In advance of President Obama taking office, ASA put together a set of policy recommendations so that we had a vehicle to advance sensible changes to what has been an incredibly harmful strategy of attacking medical cannabis patients and undermining the laws of California and other states. With President Obama’s campaign promise that he “would not have the Justice Department prosecuting and raiding medical marijuana users,” advocates had something with which to hold the new president’s feet to the fire. It was further gratifying for the White House to make a statement to the Washington Times after President Obama took office clarifying that, “federal resources should not be used to circumvent state laws.” And, most recently, in a press conference on February 25th, Holder affirmed earlier statements in regard to suspending the use of Justice Department funds to enforce federal marijuana laws in states that have adopted protections for medical cannabis patients.
Therefore, it was with great excitement that I read in Monday’s Los Angeles Times an editorial that agreed with the direction of the Justice Department in this regard, but also stated the need to advance beyond simply suspending enforcement. If the new Administration wanted to curtail enforcement, why would it want to continue prosecuting the more than twenty pending federal cases involving medical cannabis? And, why would it want to let state law-abiding citizens languish in federal prison for sentences ranging from 5 to 20 years? And, why was the Justice Department still threatening landlords of medical cannabis providers with criminal prosecution and seizure of their property? The Times rightly concluded that, “Stopping the raids is certainly worthwhile…but as a long-term policy, it is unworkable,” and that, “The country needs a comprehensive policy, not just a wink and a nod.”

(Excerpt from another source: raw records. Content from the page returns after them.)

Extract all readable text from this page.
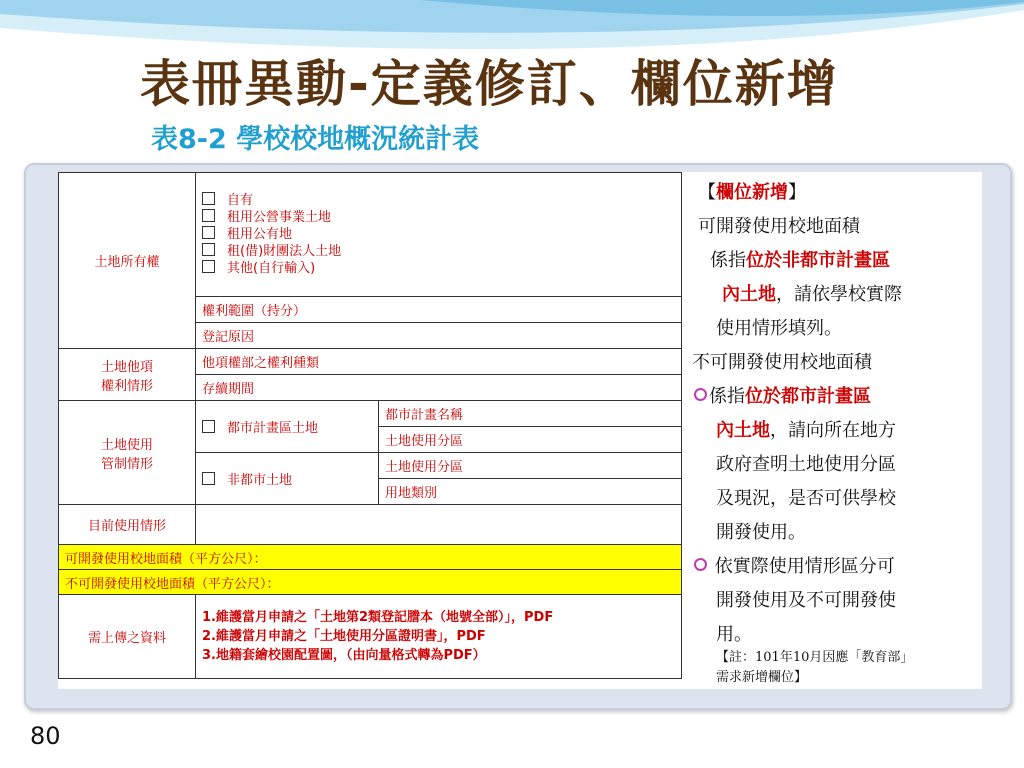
表冊異動-定義修訂、欄位新增
表8-2 學校校地概況統計表
土地所有權	自有
租用公營事業土地
租用公有地
租(借)財團法人土地
其他(自行輸入)	

	權利範圍（持分）	
	登記原因	
土地他項
權利情形	他項權部之權利種類	
	存續期間	
土地使用
管制情形	都市計畫區土地	都市計畫名稱
		土地使用分區
	非都市土地	土地使用分區
		用地類別
目前使用情形		
可開發使用校地面積（平方公尺）：		
不可開發使用校地面積（平方公尺）：		
需上傳之資料	1.維護當月申請之「土地第2類登記謄本（地號全部）」，PDF
2.維護當月申請之「土地使用分區證明書」，PDF
3.地籍套繪校園配置圖，（由向量格式轉為PDF）	
【欄位新增】
可開發使用校地面積
係指位於非都市計畫區
內土地，請依學校實際
使用情形填列。
不可開發使用校地面積
係指位於都市計畫區
內土地，請向所在地方
政府查明土地使用分區
及現況，是否可供學校
開發使用。
依實際使用情形區分可
開發使用及不可開發使
用。
【註：101年10月因應「教育部」
需求新增欄位】
80
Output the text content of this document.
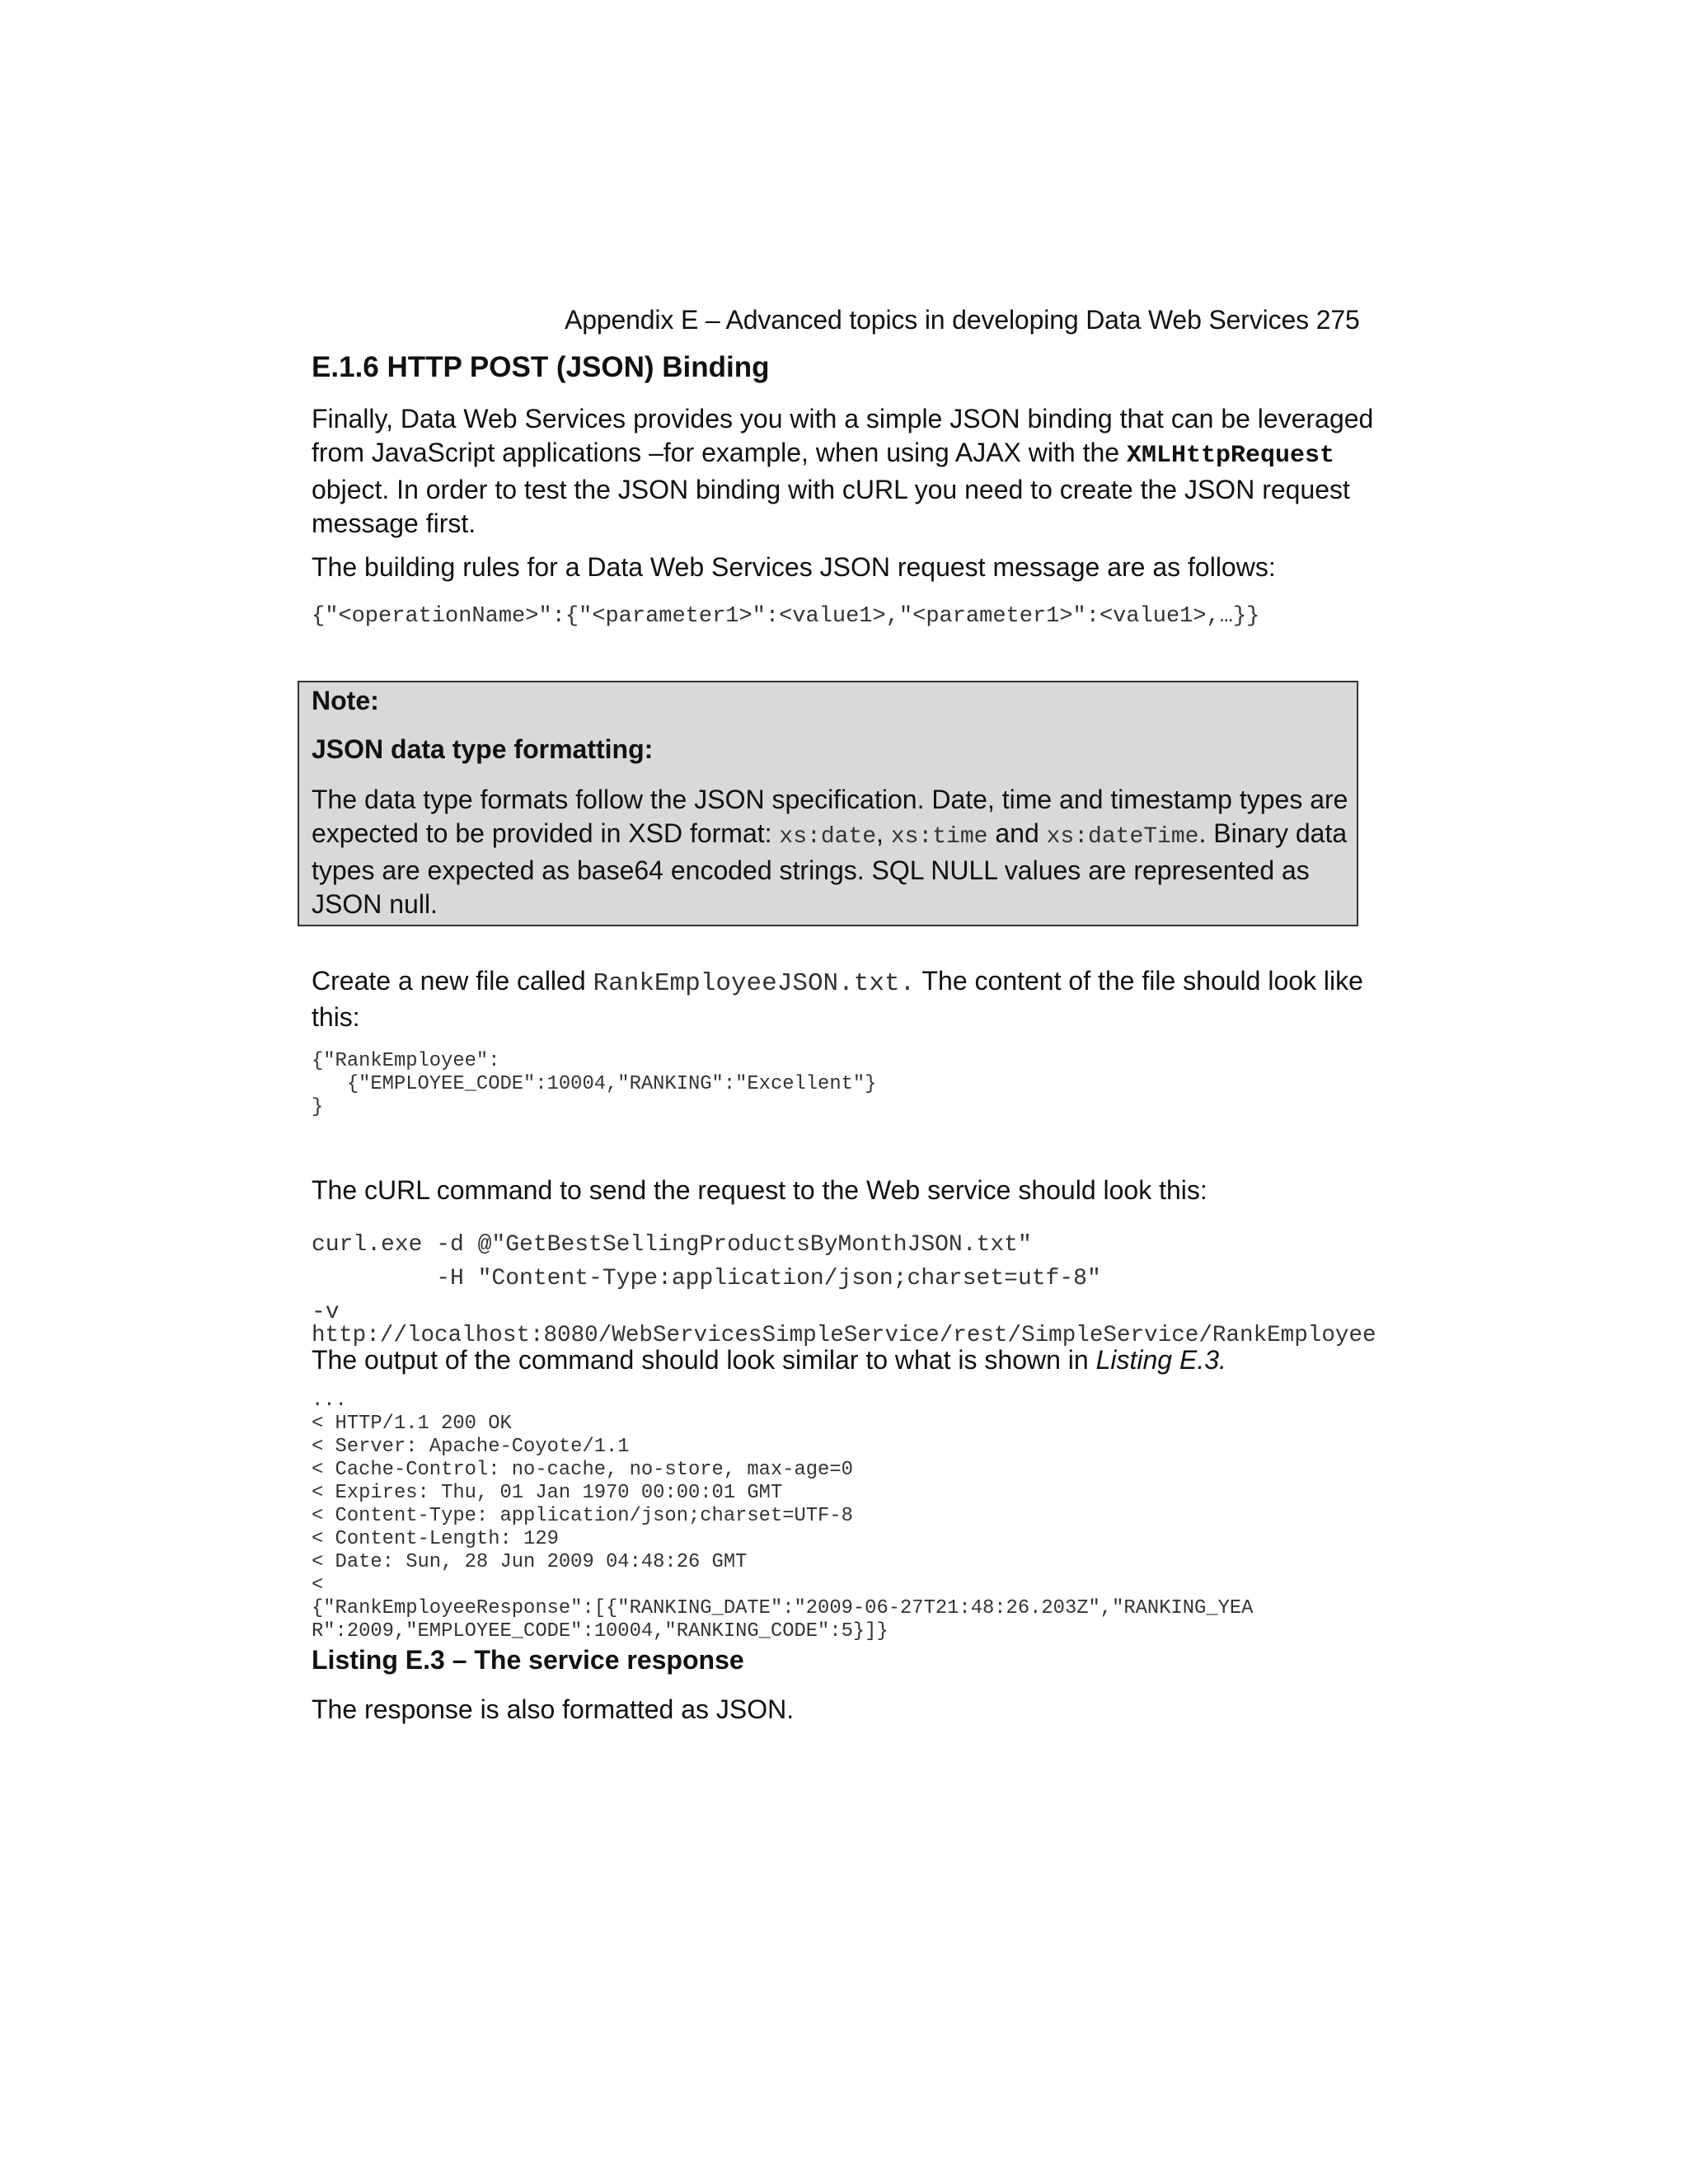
Appendix E – Advanced topics in developing Data Web Services 275
E.1.6 HTTP POST (JSON) Binding
Finally, Data Web Services provides you with a simple JSON binding that can be leveraged from JavaScript applications –for example, when using AJAX with the XMLHttpRequest object. In order to test the JSON binding with cURL you need to create the JSON request message first.
The building rules for a Data Web Services JSON request message are as follows:
{"<operationName>":{"<parameter1>":<value1>,"<parameter1>":<value1>,…}}
Note:
JSON data type formatting:
The data type formats follow the JSON specification. Date, time and timestamp types are expected to be provided in XSD format: xs:date, xs:time and xs:dateTime. Binary data types are expected as base64 encoded strings. SQL NULL values are represented as JSON null.
Create a new file called RankEmployeeJSON.txt. The content of the file should look like this:
{"RankEmployee":
{"EMPLOYEE_CODE":10004,"RANKING":"Excellent"}
}
The cURL command to send the request to the Web service should look this:
curl.exe -d @"GetBestSellingProductsByMonthJSON.txt"
-H "Content-Type:application/json;charset=utf-8"
-v
http://localhost:8080/WebServicesSimpleService/rest/SimpleService/RankEmployee
The output of the command should look similar to what is shown in Listing E.3.
...
< HTTP/1.1 200 OK
< Server: Apache-Coyote/1.1
< Cache-Control: no-cache, no-store, max-age=0
< Expires: Thu, 01 Jan 1970 00:00:01 GMT
< Content-Type: application/json;charset=UTF-8
< Content-Length: 129
< Date: Sun, 28 Jun 2009 04:48:26 GMT
<
{"RankEmployeeResponse":[{"RANKING_DATE":"2009-06-27T21:48:26.203Z","RANKING_YEA
R":2009,"EMPLOYEE_CODE":10004,"RANKING_CODE":5}]}
Listing E.3 – The service response
The response is also formatted as JSON.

And, it was with even greater excitement that I read in today’s Los Angeles Times a follow-up editorial that the federal government should end its monopoly on the cultivation of medical cannabis used for research, which has created “a dearth of academic research into its therapeutic properties.” Again, the Times rightly concluded that instead of obstructing it, “the DEA should encourage cannabis research.”
It is opinions like that of the Los Angeles Times editorial board that will help push the Obama Administration into an era of common sense and compassion for our most vulnerable citizens. Medical marijuana is not a band-aid for otherwise effective treatment protocols; it is a treatment protocol itself. Likewise, Holder and the rest of the Obama Administration should not look to a band-aid-like quick fix for medical marijuana. It should develop the long-term comprehensive policies being called for by advocates and the Los Angeles Times alike.